Aquel Heston, digo, hace ya mucho tiempo que no está con nosotros, y la mella que me crearon sus películas entonces se ha erosionado apenas un poquito. Cuando veo Soylent Green sigo emocionándome mucho con la muerte de Edward G. Robinson (nunca me ha parecido tan hermoso el color naranja), y con Heston comiéndose una manzana, dejando sólo el rabito. Ya no me emociono tanto con la última escena de El Planeta de los Simios porque desde entonces me he dado cuenta de que el Paleofreak tiene razón, pero sigue siendo mejor que el remake. Me encanta El Mayor espectáculo del mundo como película, a pesar de que se arrastra un poco, y dentro de ella me cae muy bien el personaje de Charlton Heston, pragmático y totalmente entregado a su circo.

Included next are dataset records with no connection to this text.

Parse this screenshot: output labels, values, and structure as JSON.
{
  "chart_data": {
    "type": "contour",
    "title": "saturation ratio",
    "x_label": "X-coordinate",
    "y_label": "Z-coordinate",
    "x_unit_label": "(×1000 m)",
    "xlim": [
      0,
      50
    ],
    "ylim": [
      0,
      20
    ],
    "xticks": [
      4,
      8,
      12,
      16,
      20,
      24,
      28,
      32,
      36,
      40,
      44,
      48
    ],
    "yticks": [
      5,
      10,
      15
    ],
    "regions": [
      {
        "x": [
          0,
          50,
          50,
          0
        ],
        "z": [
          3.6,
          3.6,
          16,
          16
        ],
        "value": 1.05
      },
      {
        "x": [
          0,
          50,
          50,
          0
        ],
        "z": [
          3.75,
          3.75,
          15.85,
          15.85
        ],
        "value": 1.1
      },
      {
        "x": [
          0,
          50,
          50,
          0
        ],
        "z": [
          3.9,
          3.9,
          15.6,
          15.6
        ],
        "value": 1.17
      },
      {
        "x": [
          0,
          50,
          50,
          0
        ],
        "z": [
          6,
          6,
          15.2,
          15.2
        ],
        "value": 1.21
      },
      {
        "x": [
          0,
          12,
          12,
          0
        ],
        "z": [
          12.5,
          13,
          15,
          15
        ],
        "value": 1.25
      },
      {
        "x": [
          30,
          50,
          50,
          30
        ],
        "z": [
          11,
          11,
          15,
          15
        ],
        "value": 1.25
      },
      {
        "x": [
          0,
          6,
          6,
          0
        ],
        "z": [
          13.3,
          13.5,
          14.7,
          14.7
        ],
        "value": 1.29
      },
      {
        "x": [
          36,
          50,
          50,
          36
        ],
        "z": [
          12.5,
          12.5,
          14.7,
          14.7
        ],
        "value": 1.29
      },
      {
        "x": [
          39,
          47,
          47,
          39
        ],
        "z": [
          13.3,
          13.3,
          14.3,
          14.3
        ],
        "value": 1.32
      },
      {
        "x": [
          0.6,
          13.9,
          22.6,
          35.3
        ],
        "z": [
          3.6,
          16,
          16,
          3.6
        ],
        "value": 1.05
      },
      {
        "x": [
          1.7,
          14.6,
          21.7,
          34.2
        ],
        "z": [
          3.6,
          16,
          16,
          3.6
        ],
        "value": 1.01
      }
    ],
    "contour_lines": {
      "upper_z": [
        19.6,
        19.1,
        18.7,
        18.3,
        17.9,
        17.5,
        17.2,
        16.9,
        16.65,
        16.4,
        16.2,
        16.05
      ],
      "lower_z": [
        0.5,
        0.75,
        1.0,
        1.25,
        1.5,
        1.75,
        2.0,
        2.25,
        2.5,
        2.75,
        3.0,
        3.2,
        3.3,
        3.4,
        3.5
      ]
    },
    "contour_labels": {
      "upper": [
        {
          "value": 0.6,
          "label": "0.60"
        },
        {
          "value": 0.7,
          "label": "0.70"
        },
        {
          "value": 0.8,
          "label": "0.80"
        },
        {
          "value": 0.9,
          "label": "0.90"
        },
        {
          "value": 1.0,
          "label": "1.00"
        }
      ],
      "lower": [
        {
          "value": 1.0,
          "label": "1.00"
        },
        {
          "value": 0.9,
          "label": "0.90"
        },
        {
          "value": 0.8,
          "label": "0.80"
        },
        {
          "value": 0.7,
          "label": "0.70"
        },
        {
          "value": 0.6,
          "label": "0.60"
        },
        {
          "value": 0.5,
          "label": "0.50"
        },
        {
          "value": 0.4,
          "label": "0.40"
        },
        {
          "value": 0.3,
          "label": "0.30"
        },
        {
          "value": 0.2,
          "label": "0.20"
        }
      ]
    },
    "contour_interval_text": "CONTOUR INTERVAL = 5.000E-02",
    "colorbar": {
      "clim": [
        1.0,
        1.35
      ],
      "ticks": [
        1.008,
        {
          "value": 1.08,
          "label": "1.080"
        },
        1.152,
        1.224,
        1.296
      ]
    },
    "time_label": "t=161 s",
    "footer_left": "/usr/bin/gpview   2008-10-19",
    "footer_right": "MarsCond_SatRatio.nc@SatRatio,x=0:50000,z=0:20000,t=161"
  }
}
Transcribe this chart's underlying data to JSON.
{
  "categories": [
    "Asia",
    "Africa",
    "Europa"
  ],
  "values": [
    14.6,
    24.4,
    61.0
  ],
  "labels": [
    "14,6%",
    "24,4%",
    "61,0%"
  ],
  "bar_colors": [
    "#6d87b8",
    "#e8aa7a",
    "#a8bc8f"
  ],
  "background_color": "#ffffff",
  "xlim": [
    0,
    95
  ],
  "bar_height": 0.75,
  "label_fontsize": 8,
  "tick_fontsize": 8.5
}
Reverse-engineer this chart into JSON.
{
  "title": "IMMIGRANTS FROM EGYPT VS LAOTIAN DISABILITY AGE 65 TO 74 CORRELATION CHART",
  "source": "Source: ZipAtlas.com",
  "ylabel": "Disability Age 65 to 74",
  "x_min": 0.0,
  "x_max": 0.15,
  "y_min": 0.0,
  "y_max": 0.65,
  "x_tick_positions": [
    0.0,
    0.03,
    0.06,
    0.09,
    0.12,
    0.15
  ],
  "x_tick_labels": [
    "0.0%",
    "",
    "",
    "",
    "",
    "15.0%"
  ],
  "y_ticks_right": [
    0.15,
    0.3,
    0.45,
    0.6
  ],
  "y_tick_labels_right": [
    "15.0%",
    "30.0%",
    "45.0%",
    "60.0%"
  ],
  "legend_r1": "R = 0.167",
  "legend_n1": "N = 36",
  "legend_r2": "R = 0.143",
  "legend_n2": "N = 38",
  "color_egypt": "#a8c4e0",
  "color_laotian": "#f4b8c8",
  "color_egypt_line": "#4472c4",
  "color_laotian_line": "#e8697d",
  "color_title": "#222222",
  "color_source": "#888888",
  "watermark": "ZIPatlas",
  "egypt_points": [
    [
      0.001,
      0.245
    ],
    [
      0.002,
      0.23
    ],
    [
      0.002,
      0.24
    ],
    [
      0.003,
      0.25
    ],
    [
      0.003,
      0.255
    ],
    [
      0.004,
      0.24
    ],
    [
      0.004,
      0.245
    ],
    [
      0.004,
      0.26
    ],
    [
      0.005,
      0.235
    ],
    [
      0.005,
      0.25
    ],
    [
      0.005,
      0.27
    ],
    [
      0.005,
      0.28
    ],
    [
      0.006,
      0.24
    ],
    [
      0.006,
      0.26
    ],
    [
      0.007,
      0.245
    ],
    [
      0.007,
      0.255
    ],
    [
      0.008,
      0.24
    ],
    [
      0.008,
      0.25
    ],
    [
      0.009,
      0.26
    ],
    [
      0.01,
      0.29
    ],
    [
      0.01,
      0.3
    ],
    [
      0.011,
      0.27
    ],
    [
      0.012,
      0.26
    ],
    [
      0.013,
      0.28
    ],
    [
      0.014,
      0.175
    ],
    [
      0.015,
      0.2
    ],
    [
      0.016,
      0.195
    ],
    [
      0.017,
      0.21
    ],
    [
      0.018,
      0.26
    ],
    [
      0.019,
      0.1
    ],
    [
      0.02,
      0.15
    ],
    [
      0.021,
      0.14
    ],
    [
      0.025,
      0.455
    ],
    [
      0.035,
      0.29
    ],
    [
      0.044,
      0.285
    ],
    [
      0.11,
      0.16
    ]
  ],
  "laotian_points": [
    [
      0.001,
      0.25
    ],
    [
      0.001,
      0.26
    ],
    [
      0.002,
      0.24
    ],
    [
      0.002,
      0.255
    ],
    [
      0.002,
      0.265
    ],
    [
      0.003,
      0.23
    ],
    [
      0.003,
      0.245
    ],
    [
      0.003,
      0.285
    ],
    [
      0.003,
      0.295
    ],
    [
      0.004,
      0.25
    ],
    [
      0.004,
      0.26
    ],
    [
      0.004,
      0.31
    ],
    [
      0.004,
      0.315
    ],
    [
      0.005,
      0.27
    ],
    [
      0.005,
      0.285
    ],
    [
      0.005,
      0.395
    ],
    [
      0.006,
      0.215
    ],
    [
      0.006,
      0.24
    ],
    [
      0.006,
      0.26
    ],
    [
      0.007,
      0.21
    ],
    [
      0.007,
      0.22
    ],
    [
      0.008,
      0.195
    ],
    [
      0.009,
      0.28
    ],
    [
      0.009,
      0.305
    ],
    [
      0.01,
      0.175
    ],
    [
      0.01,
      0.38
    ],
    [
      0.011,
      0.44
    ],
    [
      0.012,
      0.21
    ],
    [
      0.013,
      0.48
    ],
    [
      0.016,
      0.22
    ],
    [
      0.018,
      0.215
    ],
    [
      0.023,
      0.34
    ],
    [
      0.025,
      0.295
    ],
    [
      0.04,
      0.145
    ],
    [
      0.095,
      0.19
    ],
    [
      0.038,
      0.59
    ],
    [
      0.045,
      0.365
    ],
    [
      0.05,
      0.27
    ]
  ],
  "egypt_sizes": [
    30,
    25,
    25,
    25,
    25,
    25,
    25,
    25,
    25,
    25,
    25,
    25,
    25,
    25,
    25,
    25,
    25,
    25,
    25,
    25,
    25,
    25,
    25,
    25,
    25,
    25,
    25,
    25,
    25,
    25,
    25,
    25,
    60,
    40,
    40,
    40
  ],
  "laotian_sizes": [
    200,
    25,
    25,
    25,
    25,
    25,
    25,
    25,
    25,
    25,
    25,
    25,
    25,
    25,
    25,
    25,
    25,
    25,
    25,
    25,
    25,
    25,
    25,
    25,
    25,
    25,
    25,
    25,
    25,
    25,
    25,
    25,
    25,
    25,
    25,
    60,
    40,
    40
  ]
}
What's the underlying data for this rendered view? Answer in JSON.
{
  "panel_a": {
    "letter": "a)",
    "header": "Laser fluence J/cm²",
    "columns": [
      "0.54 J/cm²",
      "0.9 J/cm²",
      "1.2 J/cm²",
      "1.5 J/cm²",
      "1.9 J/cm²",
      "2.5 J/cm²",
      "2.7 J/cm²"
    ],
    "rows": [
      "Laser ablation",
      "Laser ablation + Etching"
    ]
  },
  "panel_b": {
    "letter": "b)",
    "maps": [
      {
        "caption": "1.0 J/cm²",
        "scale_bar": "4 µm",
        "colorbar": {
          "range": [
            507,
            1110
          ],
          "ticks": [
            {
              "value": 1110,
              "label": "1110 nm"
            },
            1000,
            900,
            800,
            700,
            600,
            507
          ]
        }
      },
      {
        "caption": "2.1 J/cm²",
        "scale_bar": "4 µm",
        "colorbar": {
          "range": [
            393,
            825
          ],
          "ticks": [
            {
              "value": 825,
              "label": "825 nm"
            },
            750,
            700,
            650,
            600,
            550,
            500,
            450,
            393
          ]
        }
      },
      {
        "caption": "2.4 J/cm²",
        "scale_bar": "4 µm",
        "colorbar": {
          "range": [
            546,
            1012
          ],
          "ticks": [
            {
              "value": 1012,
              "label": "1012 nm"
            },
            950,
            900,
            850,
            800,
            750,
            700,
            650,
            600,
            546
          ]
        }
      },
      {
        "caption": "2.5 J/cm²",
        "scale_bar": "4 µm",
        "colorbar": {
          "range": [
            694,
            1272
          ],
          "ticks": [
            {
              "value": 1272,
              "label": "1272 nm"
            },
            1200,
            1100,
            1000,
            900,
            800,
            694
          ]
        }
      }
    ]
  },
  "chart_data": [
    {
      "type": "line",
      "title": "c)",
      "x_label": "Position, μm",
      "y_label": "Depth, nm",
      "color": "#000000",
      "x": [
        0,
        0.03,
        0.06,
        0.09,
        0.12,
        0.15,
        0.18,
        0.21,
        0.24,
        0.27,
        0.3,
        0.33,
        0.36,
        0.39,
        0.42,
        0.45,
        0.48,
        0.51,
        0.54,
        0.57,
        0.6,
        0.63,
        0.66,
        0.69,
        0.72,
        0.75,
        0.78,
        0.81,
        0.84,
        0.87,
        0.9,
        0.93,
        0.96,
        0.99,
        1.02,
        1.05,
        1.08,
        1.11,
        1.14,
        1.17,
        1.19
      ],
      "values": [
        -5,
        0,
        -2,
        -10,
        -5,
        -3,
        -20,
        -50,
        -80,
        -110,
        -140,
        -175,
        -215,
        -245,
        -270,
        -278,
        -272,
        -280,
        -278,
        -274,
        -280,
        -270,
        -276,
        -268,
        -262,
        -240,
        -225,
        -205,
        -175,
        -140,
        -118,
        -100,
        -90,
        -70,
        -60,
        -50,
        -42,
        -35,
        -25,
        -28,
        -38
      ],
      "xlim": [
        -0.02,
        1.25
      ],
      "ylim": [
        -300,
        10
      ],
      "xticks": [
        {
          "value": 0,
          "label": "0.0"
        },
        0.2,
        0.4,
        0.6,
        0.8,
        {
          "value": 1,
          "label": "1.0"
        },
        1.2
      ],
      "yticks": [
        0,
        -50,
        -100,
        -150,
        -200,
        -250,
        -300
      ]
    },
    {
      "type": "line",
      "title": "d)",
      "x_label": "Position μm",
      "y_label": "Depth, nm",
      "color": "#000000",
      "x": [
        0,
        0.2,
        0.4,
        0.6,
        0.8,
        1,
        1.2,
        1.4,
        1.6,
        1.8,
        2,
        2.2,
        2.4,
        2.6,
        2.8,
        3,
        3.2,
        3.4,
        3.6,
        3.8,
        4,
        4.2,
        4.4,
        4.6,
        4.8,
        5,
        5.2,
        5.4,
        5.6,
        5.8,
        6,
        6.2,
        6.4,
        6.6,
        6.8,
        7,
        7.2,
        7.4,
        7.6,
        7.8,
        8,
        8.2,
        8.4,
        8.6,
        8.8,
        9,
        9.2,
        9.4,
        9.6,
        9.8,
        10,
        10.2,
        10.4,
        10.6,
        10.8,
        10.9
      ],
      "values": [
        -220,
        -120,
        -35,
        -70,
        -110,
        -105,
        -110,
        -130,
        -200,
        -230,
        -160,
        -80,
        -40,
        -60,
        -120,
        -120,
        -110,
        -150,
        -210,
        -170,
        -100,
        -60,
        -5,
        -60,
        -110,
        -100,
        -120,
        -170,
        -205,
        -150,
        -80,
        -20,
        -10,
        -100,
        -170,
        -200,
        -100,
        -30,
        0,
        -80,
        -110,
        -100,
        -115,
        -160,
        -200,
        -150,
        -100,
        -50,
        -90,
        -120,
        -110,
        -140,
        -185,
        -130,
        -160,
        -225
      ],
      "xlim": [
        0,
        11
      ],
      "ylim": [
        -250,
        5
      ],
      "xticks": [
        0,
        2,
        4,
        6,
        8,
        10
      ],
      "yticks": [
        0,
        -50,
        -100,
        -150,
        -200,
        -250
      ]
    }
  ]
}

Fijaos en que hablo del actor y no de sus personajes. Salvo las obviedades de Ben-Hur y Moisés, nunca en la vida he podido recordar los nombres de los personajes que interpretaba Heston. Porque era un actor de esos que se interpreta a sí mismo en las películas. El papel se amoldaba a él y no al revés. Poco registro, dirán algunos, y vale, sí, menos que otros. Mucho carisma, dirán otros, y sí, vale, a espuertas. Era un actor de mucho peso específico, que deformaba el espacio a su alrededor. Hoy día todos sabemos dónde ponerle la r a Charlton, porque íbamos a ver “una peli de Charlton Heston”, a pesar de que en su filmografía se codeó con bastantes pesos pesados. Por eso ahora pienso que quien ha muerto es Judá Ben-Hur, o George Taylor, o Robert Neville (he tenido que mirarlo), y tampoco me da mucha cosa, porque no tengo más que volver a ver las películas para recuperar a esos muertos de mentiras.
Quien ha muerto, el actor, era John Charles Carter: un hombre al que yo no conocía. Sabía de sus aficiones a las armas de fuegos, de su conservadurismo rampante, de la incómoda escena con Michael Moore, pero ese era el actor, el otro, el que se iba a casa después de rodar. Un ciudadano estadounidense rico e influyente. Quizá me hubiera caído mal, quizá bien, no lo sé. Pero dio vida a unos espectros que puedo invocar a voluntad y que me permiten recordar un ideal heroico difícil de encontrar en películas recientes.
Por lo cual, desde aquí, y póstumamente, le doy las gracias.